JAKARTA, ARAHKITA.COM – Sebuah surat tulisan tangan yang dibuat oleh Ratu Elizabeth II saat masih berusia belia sukses mencuri perhatian publik. Surat satu halaman itu terjual di balai lelang dengan harga mencapai £25.000, jauh melampaui perkiraan awal.

Surat tersebut dilelang oleh Hansons Auctioneers, yang sebelumnya memprediksi harga hanya sekitar £4.000. Namun antusiasme kolektor membuat nilainya melonjak tajam, bahkan menarik minat penawar dari berbagai negara.

Isi surat itu ditulis ketika Elizabeth masih berstatus sebagai Putri, sekitar tahun 1936 hingga 1940, saat usianya diperkirakan antara 10 hingga 12 tahun. Kala itu, ia tengah berada di Praa Sands, Cornwall.
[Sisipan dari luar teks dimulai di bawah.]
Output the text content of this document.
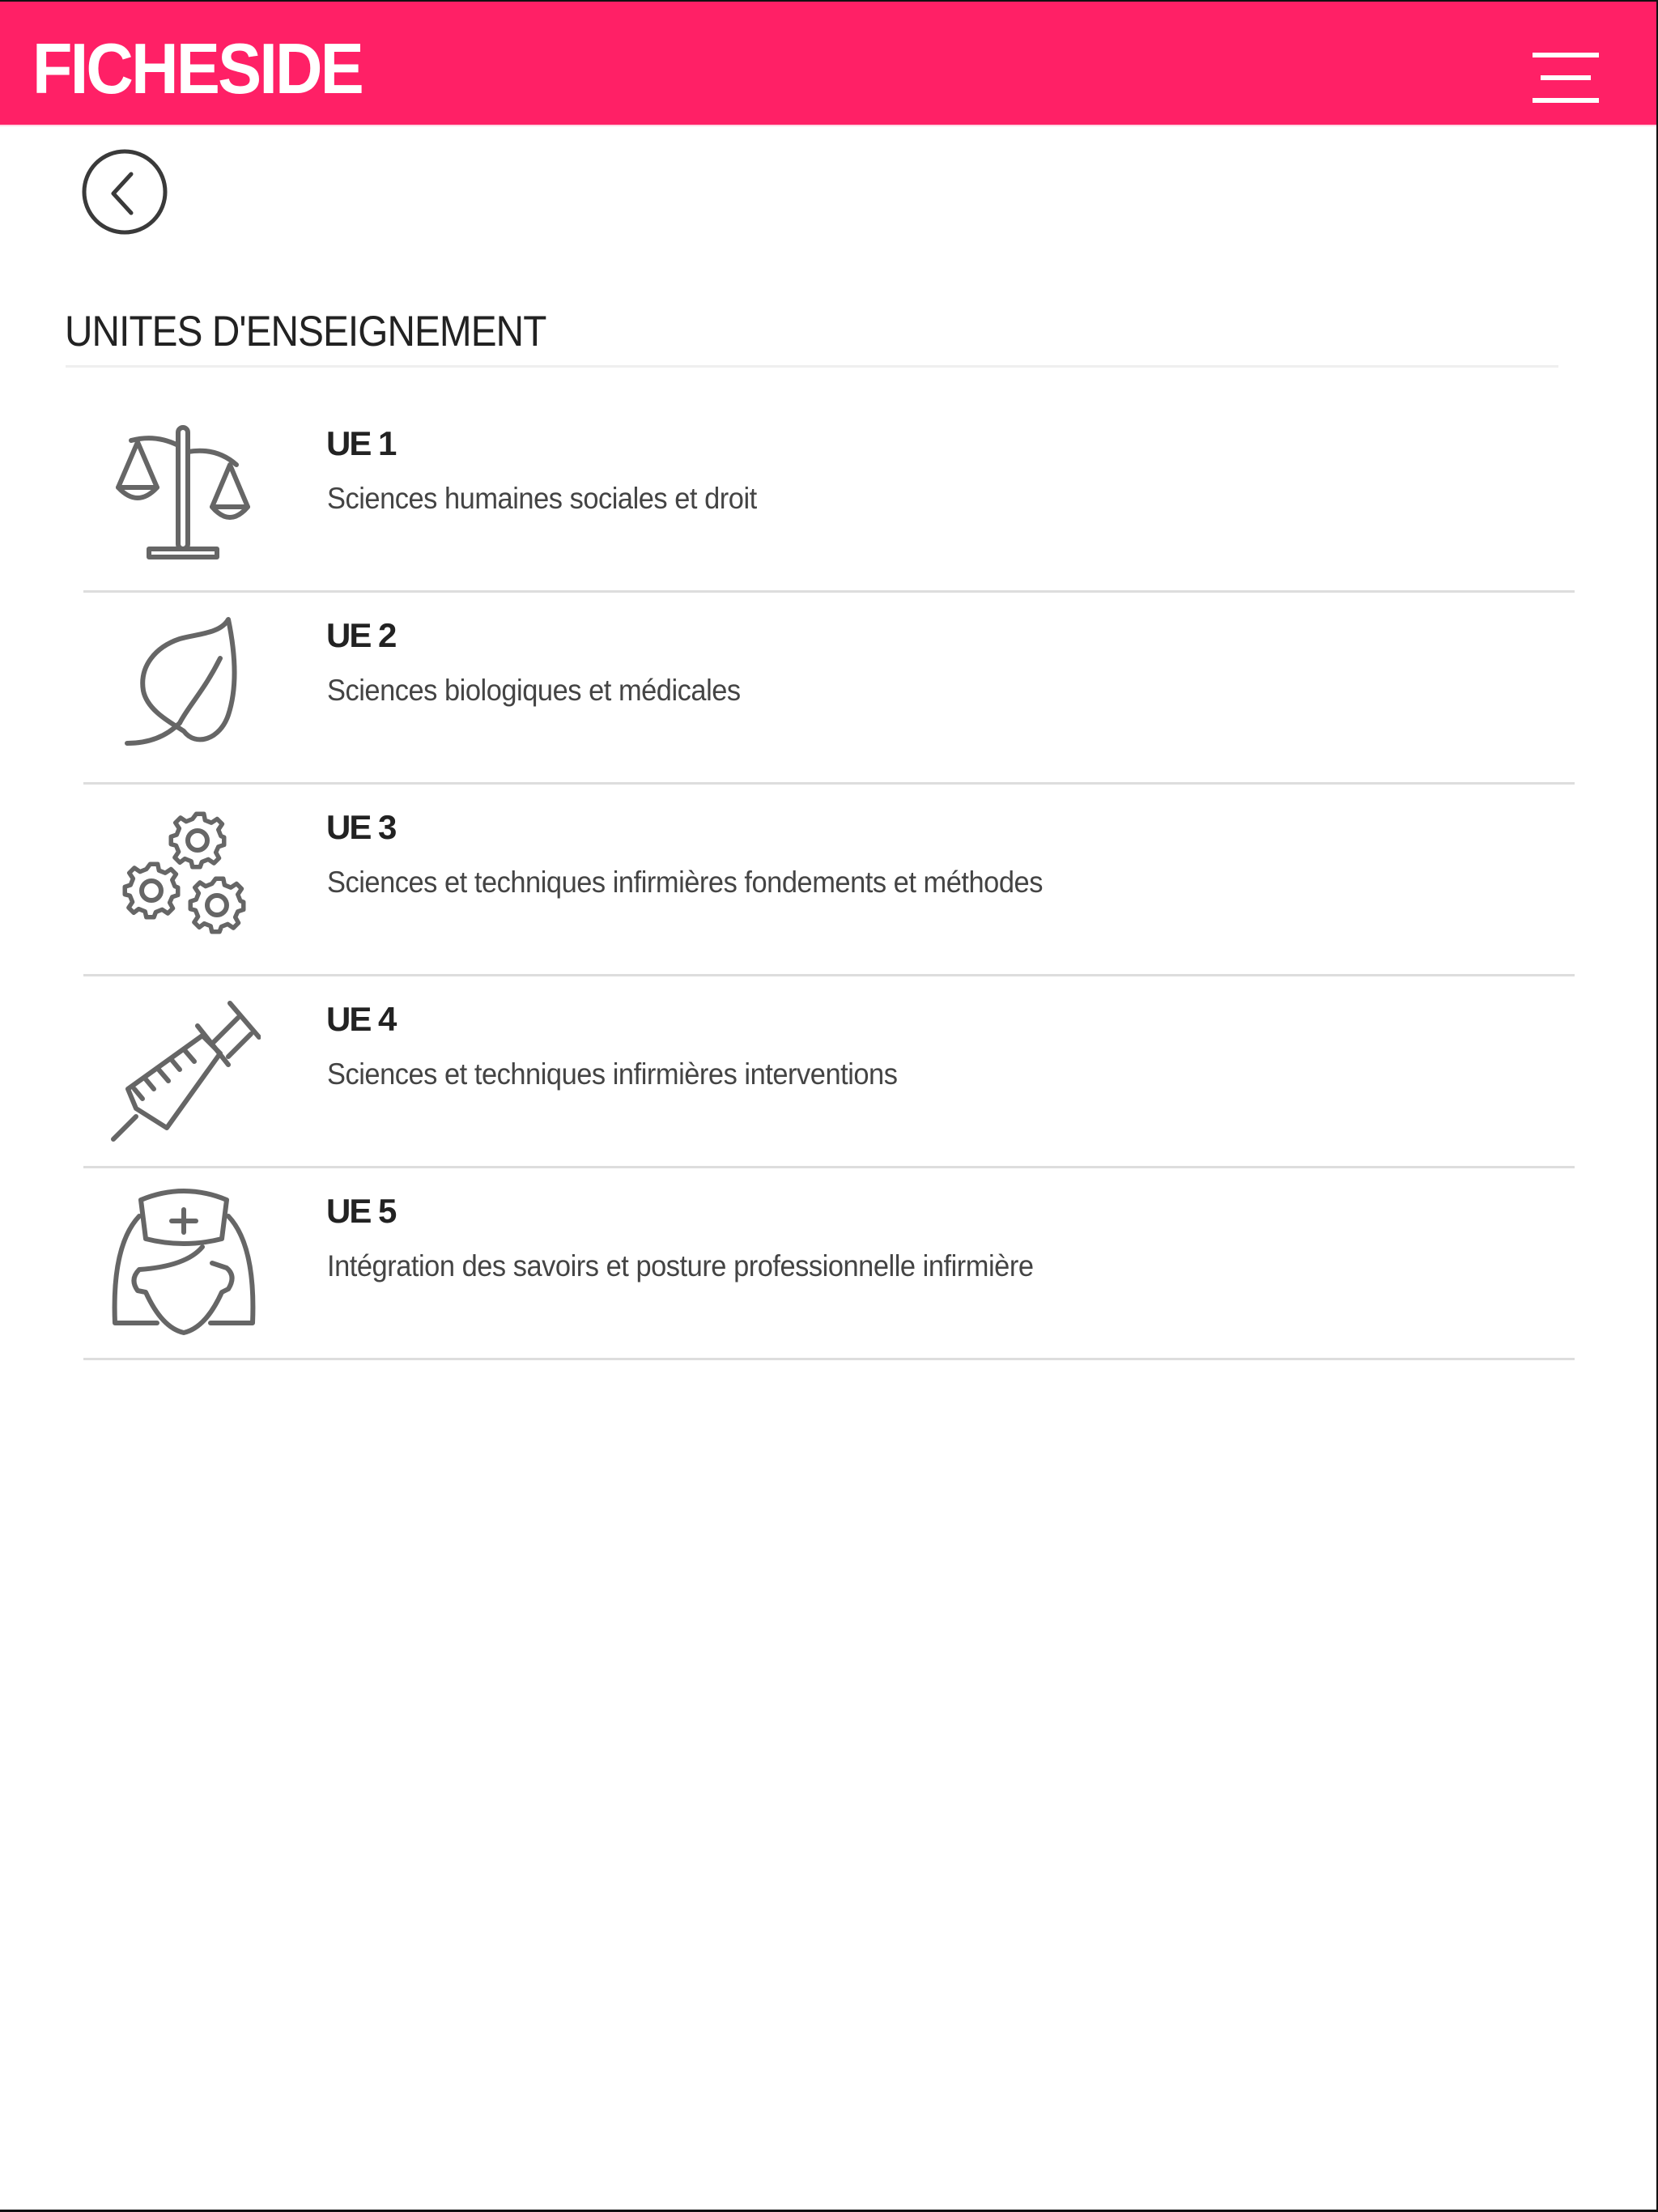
FICHESIDE
UNITES D'ENSEIGNEMENT
UE 1
Sciences humaines sociales et droit
UE 2
Sciences biologiques et médicales
UE 3
Sciences et techniques infirmières fondements et méthodes
UE 4
Sciences et techniques infirmières interventions
UE 5
Intégration des savoirs et posture professionnelle infirmière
Uniknya, surat tersebut dihiasi gambar sederhana berupa orang, anjing, dan kuda—coretan polos khas anak-anak.

Dalam suratnya, Elizabeth kecil menyebut bunga primrose yang ia petik, lalu meminta agar bunga tersebut dibagikan kepada para staf di Royal Lodge, Windsor. Ia juga menuliskan pertanyaan lugu tentang kondisi burung-burung dan ikan mas, apakah semuanya baik-baik saja dan belum mati.

Surat ini ditujukan kepada Beatrice Stillman, kepala pembantu rumah tangga di Royal Lodge, dan merupakan bagian dari sejumlah arsip keluarga yang tersimpan puluhan tahun. Kisah di balik penemuan surat ini kemudian dilaporkan dan dikutip dari BBC, yang menyoroti nilai historis dan sisi kemanusiaan dari peninggalan tersebut.

Arsip surat-surat itu ditemukan oleh William Westacott pada 2024, tersimpan rapi di dalam koper lama di bawah tempat tidur ibunya yang telah wafat. Ia mengaku mengetahui keberadaan surat-surat itu, namun membaca langsung isi tulisan tangan Elizabeth II menjadi pengalaman yang benar-benar menggetarkan.

Charles Hanson dari Hansons Auctioneers menggambarkan suasana lelang sebagai “heboh”. Menurutnya, surat tersebut bukan sekadar barang koleksi, melainkan pengingat sisi hangat kehidupan keluarga kerajaan di tengah masa-masa sulit Eropa menjelang Perang Dunia II.

“Ini adalah sesuatu yang patut disyukuri oleh bangsa. Surat ini memperlihatkan sisi kehidupan yang sederhana dan menyenangkan,” ujar Hanson. Ia juga menyebut ketertarikan datang dari penawar internasional, termasuk dari New York dan Hong Kong.

Justin Matthews, direktur regional Hansons untuk wilayah Kent dan Sussex, mengaku merinding saat pertama kali melihat surat itu. “Selama bertahun-tahun di bisnis ini, saya belum pernah menemukan barang seunik ini,” katanya.